The analysis had been furnished by the secretary of the State Board of
Health of Massachusetts; a recognized expert, who had taken it from the
analysis of a famous German chemist. It was in nearly every standard
medical authority, and was accepted by the best medical authorities. Bok
accepted these authorities as final. Nevertheless, the analysis and the
experts were wrong. A suit for two hundred thousand dollars was brought
by the patent-medicine company against The Curtis Publishing Company,
and, of course, it was decided in favor of the former. But so strong a
public sentiment had been created against the whole business of patent
medicines by this time that the jury gave a verdict of only sixteen
thousand dollars, with costs, against the magazine.
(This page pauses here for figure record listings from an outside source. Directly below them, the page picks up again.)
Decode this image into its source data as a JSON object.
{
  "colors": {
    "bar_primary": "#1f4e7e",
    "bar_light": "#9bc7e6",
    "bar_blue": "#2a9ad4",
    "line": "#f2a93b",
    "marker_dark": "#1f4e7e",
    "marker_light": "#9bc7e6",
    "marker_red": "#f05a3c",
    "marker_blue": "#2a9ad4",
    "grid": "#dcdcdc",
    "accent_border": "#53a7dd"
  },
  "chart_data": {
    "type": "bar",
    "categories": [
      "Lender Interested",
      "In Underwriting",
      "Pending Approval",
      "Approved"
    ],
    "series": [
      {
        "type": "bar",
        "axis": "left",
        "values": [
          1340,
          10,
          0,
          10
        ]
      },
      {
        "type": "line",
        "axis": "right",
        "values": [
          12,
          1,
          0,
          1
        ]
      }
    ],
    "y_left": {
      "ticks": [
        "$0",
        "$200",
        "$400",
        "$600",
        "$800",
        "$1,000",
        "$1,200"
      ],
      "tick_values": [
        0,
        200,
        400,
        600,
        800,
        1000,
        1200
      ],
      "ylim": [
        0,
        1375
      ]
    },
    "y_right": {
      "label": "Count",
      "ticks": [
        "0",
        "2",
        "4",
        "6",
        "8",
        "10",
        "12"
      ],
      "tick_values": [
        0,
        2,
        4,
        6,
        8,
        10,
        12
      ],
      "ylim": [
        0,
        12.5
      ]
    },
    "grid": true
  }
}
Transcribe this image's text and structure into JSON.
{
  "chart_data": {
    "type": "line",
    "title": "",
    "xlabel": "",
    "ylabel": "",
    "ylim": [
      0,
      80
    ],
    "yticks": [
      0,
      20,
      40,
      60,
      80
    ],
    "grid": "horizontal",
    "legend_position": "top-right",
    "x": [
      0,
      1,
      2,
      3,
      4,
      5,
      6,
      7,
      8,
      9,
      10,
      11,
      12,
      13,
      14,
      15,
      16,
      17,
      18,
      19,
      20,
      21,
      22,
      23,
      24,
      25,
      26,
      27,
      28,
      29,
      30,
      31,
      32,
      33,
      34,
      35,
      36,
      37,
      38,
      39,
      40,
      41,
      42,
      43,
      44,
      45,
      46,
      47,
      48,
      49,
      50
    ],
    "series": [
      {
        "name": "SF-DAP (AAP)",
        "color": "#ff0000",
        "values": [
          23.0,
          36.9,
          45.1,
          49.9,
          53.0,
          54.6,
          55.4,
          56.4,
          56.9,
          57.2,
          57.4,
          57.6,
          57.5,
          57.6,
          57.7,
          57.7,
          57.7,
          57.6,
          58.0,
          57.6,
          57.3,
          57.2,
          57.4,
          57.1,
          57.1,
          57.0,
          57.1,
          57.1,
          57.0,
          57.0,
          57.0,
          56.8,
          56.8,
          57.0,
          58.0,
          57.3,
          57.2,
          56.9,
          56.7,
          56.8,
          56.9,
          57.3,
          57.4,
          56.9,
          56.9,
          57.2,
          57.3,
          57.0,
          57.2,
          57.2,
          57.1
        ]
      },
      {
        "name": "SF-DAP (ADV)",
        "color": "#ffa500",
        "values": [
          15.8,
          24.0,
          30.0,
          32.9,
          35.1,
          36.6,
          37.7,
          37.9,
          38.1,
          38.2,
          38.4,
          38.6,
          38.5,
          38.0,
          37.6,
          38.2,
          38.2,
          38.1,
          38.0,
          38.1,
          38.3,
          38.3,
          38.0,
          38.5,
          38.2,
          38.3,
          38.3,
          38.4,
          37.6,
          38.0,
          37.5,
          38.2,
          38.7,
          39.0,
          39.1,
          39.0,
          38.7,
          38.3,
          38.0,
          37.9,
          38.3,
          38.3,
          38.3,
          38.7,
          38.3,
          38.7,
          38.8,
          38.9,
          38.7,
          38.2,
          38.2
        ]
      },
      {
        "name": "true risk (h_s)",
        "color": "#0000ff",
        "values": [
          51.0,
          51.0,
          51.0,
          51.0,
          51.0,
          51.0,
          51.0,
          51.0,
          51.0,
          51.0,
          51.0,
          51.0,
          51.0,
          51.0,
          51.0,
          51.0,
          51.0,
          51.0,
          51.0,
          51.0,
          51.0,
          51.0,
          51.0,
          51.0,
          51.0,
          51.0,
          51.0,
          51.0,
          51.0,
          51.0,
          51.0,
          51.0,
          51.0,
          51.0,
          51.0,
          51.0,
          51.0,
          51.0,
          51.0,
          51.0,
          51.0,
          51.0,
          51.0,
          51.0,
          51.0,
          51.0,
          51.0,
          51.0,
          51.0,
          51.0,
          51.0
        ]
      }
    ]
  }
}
Undaunted, Bok kept on. He now engaged Mark Sullivan, then a young
lawyer in downtown New York, induced him to give up his practice, and
bring his legal mind to bear upon the problem. It was the beginning of
Sullivan's subsequent journalistic career, and he justified Bok's
confidence in him. He exposed the testimonials to patent medicines from
senators and congressmen then so widely published, showed how they were
obtained by a journalist in Washington who made a business of it. He
charged seventy-five dollars for a senator's testimonial, forty dollars
for that of a congressman, and accepted no contract for less than five
thousand dollars.
Sullivan next exposed the disgraceful violation of the confidence of
women by these nostrum vendors in selling their most confidential
letters to any one who would buy them.